30 October 2011


Photo. hildanurina.wordpres
Aku baru saja bangun tidur ketika aku mendengar ibu sedang berbicara dengan seseorang. Sepagi ini? Bicara dengan siapa ibu? Tanyaku dalam hati. Samar-samar kudengar ibu menyebut-nyebut ‘Mas’. Rupanya ibu sedang berbicara dengan kakakku yang sepertinya amat beliau rindukan. Sudah sebulan ini, hampir setiap hari ibu meneleponnya, meminta kakakku pulang barang sebentar. Rasanya hampir mirip merengek. Dan pagi ini, sepertinya juga begitu.
Aku mengendap-endap, mendekati ruangan di mana ibu sedang menelepon. Benar saja. Ibu memang memang sedang meminta kakakku pulang. Entah sudah kali keberapa ibu memohon pada kakak untuk pulang. Rasanya aneh memang. Biasanya ibu tidak pernah begitu. Tapi satu bulan ini, berbeda.

Sudah tak ada  suara. Mungkin percakapan mereka sudah selesai. Seperti biasa, semua diakhiri dengan adegan ibu berdiri diam, lama, dan gagang telepon masih menempel di telinganya. Seakan ibu benar-benar tidak rela melepas anak laki-lakinya, meski hanya suara saja.

Aku mendekati ibu. Kini jalanku agak cepat. Aku takut, kalau-kalau ibu jatuh karena harus menahan rindu pada anak laki-laki satu-satunya.

“Bu!” panggilku pelan. Ibu terkejut, segera mengembalikan gagang telepon ke tempatnya, dan cepat-cepat menghapus airmata yang sudah sedari tadi meleleh di pipinya. Mungkin agar tak terlihat olehku. Padahal aku sudah tau, tapi aku diam. “Bu, mungkin Mas sedang sibuk. Jadi belum sempat pulang.”

Ibu tersenyum, lalu duduk di kursi dekat meja telepon.  “Ibu hanya merasakan sesuatu yang hanya seorang ibu yang bisa merasakannya, Dek!”

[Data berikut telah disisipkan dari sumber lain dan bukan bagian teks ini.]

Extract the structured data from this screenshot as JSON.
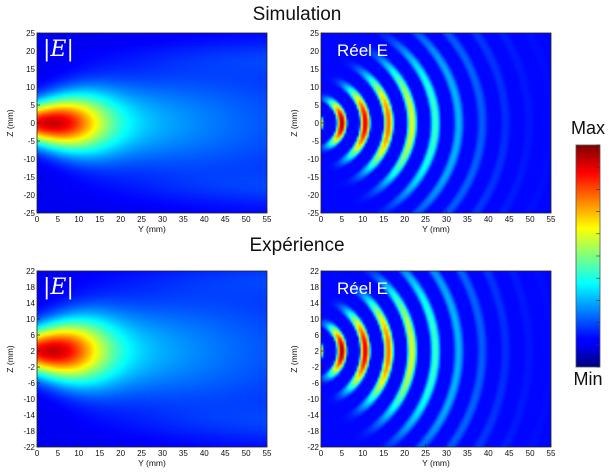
{
  "titles": {
    "top": "Simulation",
    "bottom": "Expérience"
  },
  "colorbar": {
    "max_label": "Max",
    "min_label": "Min"
  },
  "chart_data": [
    {
      "type": "heatmap",
      "label": "|E|",
      "label_style": "math",
      "xlabel": "Y (mm)",
      "ylabel": "Z (mm)",
      "xlim": [
        0,
        55
      ],
      "ylim": [
        -25,
        25
      ],
      "xticks": [
        "0",
        "5",
        "10",
        "15",
        "20",
        "25",
        "30",
        "35",
        "40",
        "45",
        "50",
        "55"
      ],
      "yticks": [
        "25",
        "20",
        "15",
        "10",
        "5",
        "0",
        "-5",
        "-10",
        "-15",
        "-20",
        "-25"
      ],
      "pattern": "magnitude",
      "peak_y": 5,
      "peak_z": 0
    },
    {
      "type": "heatmap",
      "label": "Réel E",
      "label_style": "text",
      "xlabel": "Y (mm)",
      "ylabel": "Z (mm)",
      "xlim": [
        0,
        55
      ],
      "ylim": [
        -25,
        25
      ],
      "xticks": [
        "0",
        "5",
        "10",
        "15",
        "20",
        "25",
        "30",
        "35",
        "40",
        "45",
        "50",
        "55"
      ],
      "yticks": [
        "25",
        "20",
        "15",
        "10",
        "5",
        "0",
        "-5",
        "-10",
        "-15",
        "-20",
        "-25"
      ],
      "pattern": "real",
      "peak_y": 5,
      "peak_z": 0
    },
    {
      "type": "heatmap",
      "label": "|E|",
      "label_style": "math",
      "xlabel": "Y (mm)",
      "ylabel": "Z (mm)",
      "xlim": [
        0,
        55
      ],
      "ylim": [
        -22,
        22
      ],
      "xticks": [
        "0",
        "5",
        "10",
        "15",
        "20",
        "25",
        "30",
        "35",
        "40",
        "45",
        "50",
        "55"
      ],
      "yticks": [
        "22",
        "18",
        "14",
        "10",
        "6",
        "2",
        "-2",
        "-6",
        "-10",
        "-14",
        "-18",
        "-22"
      ],
      "pattern": "magnitude",
      "peak_y": 5,
      "peak_z": 2
    },
    {
      "type": "heatmap",
      "label": "Réel E",
      "label_style": "text",
      "xlabel": "Y (mm)",
      "ylabel": "Z (mm)",
      "xlim": [
        0,
        55
      ],
      "ylim": [
        -22,
        22
      ],
      "xticks": [
        "0",
        "5",
        "10",
        "15",
        "20",
        "25",
        "30",
        "35",
        "40",
        "45",
        "50",
        "55"
      ],
      "yticks": [
        "22",
        "18",
        "14",
        "10",
        "6",
        "2",
        "-2",
        "-6",
        "-10",
        "-14",
        "-18",
        "-22"
      ],
      "pattern": "real",
      "peak_y": 5,
      "peak_z": 2
    }
  ]
}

“Sudah, Bu. Mungkin ibu cuma kangen aja sama Mas. Paling minggu depan Mas pulang.” Hiburku.

“Semoga ibu masih bisa ketemu Mas mu ya.”

“Lhoh, kok ibu ngomong gitu?”

“Kadang manusia tidak punya cukup waktu untuk menyelasaikan semua urusan hidupnya. Karena waktu manusia itu terbatas.”
Aku diam. Terkejut dengan apa yang diucapkan ibu barusan. Ada apa ini? Ucapan ibu seperti ada yang akan meninggal saja. Dan perasaanku kini juga menjadi amat tidak enak. Seperti ibu.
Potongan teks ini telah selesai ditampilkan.